Le Témiscouata légendaire d’Anne-Marie Turcotte
Sur un mode qui flirte avec l’autofiction, La terre maternelle retrace le parcours d’Anne, de son adolescence jusqu’au début de sa vie d’adulte. L’action se déroule principalement dans le Témiscouata, une MRC tampon du Bas-Saint-Laurent située entre Rivière-du-Loup et le Nouveau-Brunswick. Au début du récit, la protagoniste termine le secondaire. Elle part ensuite pour Rimouski afin de poursuivre ses études : le cégep, puis l’université. Du point de vue de la jeune femme parfaitement épanouie dans sa petite communauté, ce déracinement constitue un passage difficile. Anne l’affirme sans détour : « Je n’ai jamais eu l’impression d’appartenir au territoire du Bas-Saint-Laurent. Le BSL, c’est Rivière-du-Loup, Rimouski ou Trois-Pistoles ». En fait, dans le roman, le territoire joue un rôle qui n’a rien d’accessoire : on le nomme, on le raconte, on va presque jusqu’à lui accorder une entité propre. Sur le plan toponymique, les lieux sont nettement désignés ; aussi, l’auteure dresse une topographie méticuleuse de l’espace dans lequel est ancrée l’action.
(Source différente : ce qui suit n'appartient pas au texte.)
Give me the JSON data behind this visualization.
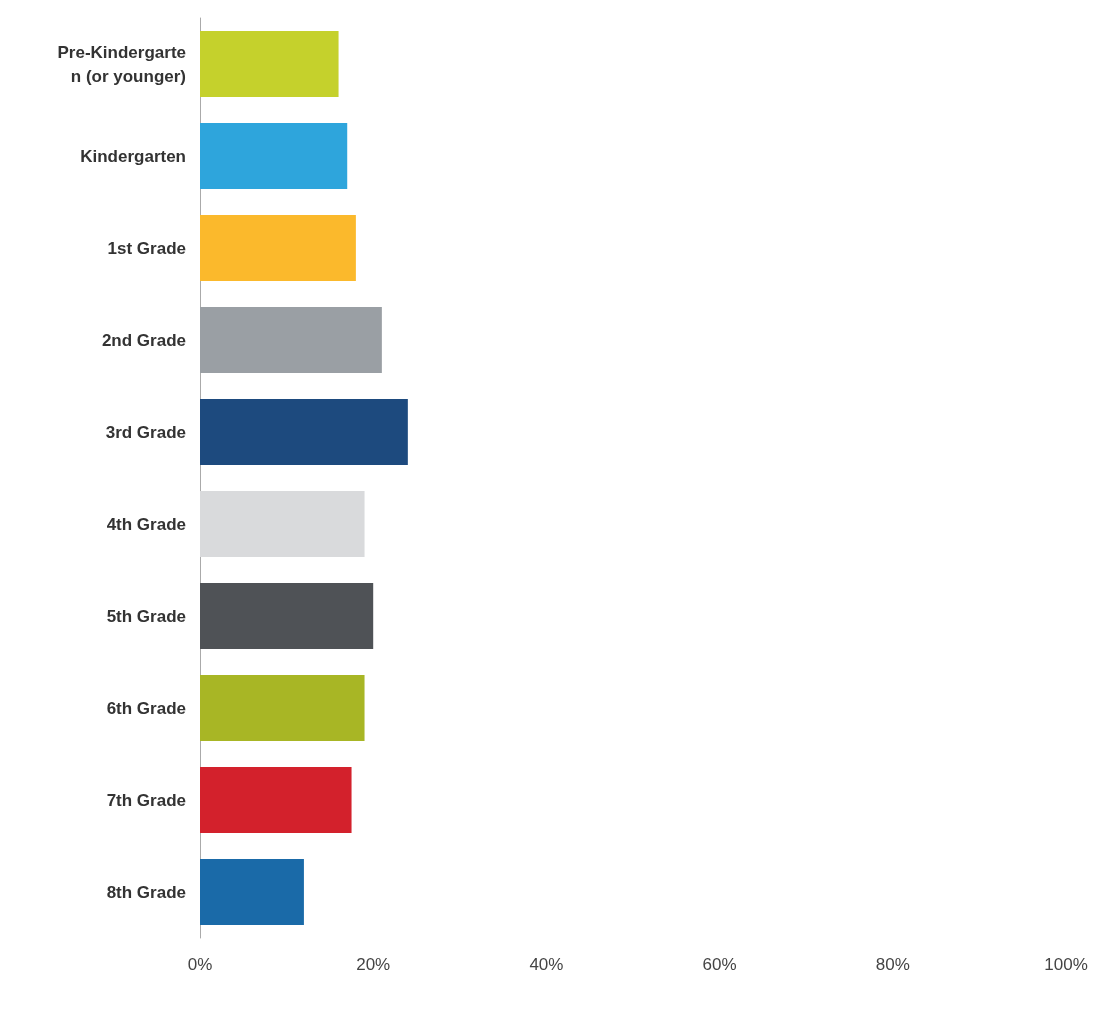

L’éloignement de sa région natale comporte assurément des défis, mais Anne tient bon. Peut-être parce que durant les mois estivaux, elle regagne sa localité d’origine pour occuper divers emplois. Entre autres, elle apprend le métier de serveuse à la Bouffathèque, un établissement reconnu pour sa poutine, une institution dont la mission est de « [f]aire connaître, partager et rendre hommage aux plats nationaux du Québec dans le respect des traditions et des saveurs authentiques ». Dans ce restaurant, elle tisse des liens avec certaines employées. Le contact avec ces femmes plus âgées affine sa compréhension de la vie et contribue à son cheminement vers le monde adulte.
Quelques années plus tard, elle décroche un poste de commis d’accueil dans un parc provincial. Elle y rencontre Shaun, un Manitobain venu parfaire son français au Québec. À la fin du récit, on apprend qu’elle est enceinte de cet amoureux d’un été, lequel ayant malheureusement coupé les ponts… Anne, qui chérit l’idée d’une maisonnée grouillante d’action depuis longtemps, qui valorise les familles nombreuses comme celles de ses ancêtres, renonce donc à la tentation d’un avortement. Elle choisit de donner naissance à l’enfant, cela malgré l’absence du père. De la sorte, elle concrétise une volonté de perpétuer la culture francophone en Amérique : « [l]es hommes ont transmis leur nom, mais les femmes, on a transmis la langue. Parce que personne ne transmet une langue maternelle comme nous ».
Roman à tiroirs
« De version en version, l’histoire déformée par les changements de raconteur fait son chemin jusqu’aux oreilles de tout le monde. »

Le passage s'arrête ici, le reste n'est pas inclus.